The Casey court stated:     

We conclude that amendment was futile because the Caseys merely sought to add a variety of theories that had no factual or legal basis, and that had essentially already been dismissed by the trial court. A plaintiff cannot maintain an action in tort for nonperformance of a contract. There must be a separate and distinct duty imposed by law. An alleged bad-faith breach of an insurance contract does not state an independent tort claim. Here, all the Caseys’ proposed claims stem from an alleged bad-faith breach of contract; therefore, those counts are futile as they fail to state an action independent from their breach of contract claim. Further, in breach of contract cases, the general rule is that exemplary damages are not recoverable absent allegation and proof of tortious conduct that is ‘independent of the breach.’ This is because ‘the plaintiff is adequately compensated’ for a breach of contract ‘when damages are awarded by reference only to the terms of the contract.’ The Caseys’ complaint does not state a tort claim independent from their breach of contract claim. Thus, they are not entitled to exemplary damages.

The title of an article in the Michigan Bar Journal, Michigan Recognizes Claims For Bad-Faith Insurance Practices But The Burden is High and There Are Many Limitations,2 seems to imply that Michigan recognizes first-party bad faith cases. It does not. Michigan law recognizes that some remote tort remedies may be brought, but even those are difficult to prove. The article correctly noted that:

[T]he legislature enacted the Uniform Trade Practices Act, which defines, prohibits, and penalizes insurance company conduct that amounts to bad faith.  And although insureds may recover penalty interest under the act, the Michigan Court of Appeals found it did not create a separate private cause of action against insurers.

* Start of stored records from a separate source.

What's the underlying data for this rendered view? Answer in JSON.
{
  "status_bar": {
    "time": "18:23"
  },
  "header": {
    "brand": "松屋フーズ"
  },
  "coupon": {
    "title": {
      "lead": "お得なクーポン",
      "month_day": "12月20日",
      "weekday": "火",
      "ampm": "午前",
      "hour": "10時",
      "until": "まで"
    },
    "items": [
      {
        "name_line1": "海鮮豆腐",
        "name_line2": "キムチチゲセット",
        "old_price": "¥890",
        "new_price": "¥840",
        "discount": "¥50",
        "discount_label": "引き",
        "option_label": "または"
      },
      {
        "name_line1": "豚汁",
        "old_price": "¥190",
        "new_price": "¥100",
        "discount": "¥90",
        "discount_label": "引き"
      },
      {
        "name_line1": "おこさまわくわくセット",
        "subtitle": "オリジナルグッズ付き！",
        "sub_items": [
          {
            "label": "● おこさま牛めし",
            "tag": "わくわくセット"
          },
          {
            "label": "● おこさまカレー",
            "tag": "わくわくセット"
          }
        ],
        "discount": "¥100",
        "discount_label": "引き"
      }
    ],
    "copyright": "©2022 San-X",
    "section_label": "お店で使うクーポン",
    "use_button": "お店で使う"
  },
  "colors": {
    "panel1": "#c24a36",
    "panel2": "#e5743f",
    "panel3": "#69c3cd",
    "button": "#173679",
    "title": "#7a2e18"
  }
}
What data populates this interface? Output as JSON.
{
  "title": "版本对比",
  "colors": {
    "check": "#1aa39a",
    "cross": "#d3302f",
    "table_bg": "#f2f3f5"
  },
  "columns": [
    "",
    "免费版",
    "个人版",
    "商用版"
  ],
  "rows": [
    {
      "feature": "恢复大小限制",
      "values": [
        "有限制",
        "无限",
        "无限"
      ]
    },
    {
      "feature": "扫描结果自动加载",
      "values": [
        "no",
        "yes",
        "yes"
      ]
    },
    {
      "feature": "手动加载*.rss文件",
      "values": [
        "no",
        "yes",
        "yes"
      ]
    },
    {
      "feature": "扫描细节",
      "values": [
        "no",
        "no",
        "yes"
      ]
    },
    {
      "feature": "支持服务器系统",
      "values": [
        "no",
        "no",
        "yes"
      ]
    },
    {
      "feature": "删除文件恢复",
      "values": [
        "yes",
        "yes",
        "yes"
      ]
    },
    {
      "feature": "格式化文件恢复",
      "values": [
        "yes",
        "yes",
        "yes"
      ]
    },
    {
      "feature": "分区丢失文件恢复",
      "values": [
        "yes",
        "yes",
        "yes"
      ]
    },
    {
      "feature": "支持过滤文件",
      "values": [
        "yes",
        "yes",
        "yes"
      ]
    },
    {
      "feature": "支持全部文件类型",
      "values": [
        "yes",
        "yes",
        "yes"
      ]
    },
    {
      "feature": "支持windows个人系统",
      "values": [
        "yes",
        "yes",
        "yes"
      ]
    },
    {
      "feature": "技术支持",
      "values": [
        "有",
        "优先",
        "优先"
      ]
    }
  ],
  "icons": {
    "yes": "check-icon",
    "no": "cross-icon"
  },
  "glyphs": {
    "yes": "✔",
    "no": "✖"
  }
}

The article also pointed out a practice pointer when dealing with a bad-acting insurer in Michigan:

Other strategies make use of bad-faith conduct without bringing an independent claim. Take, for example, Isagholian v Transamerica Insurance Company which involved a plaintiff who sued his homeowners insurance company for breach of contract and a separate claim for ‘bad-faith dealings.’ The claim for bad-faith dealings was not actionable, but the Court permitted the jury to hear evidence of the insurer’s conduct, stating ‘[t]he good faith of both parties was integral to this action.’ Although the insured did not expand the damages available to him, he strengthened the claim that went to the jury.

The bottom line is that Michigan does not recognize a classic bad faith action involving a first-party insurance contract. It also does not allow for the recovery of attorneys fees by the prevailing policyholder.

Thought For The Day

A woman needs to combine niceness with insistence, a style that Mary Sue Coleman, president of the University of Michigan, calls relentlessly pleasant.

—Sheryl Sandberg


1 Casey v. Auto Owners Ins. Co., 273 Mich. App. 388, 401-402, 729 N.W.2d 277, 286-287 (Mich. Ct. App. 2006).

2 Kutinsky, Adam. Michigan Recognizes Claims for Bad-Faith Insurance Practices but the burden is high and there are many limitations. 98 MI Bar Jnl. 28 (2019).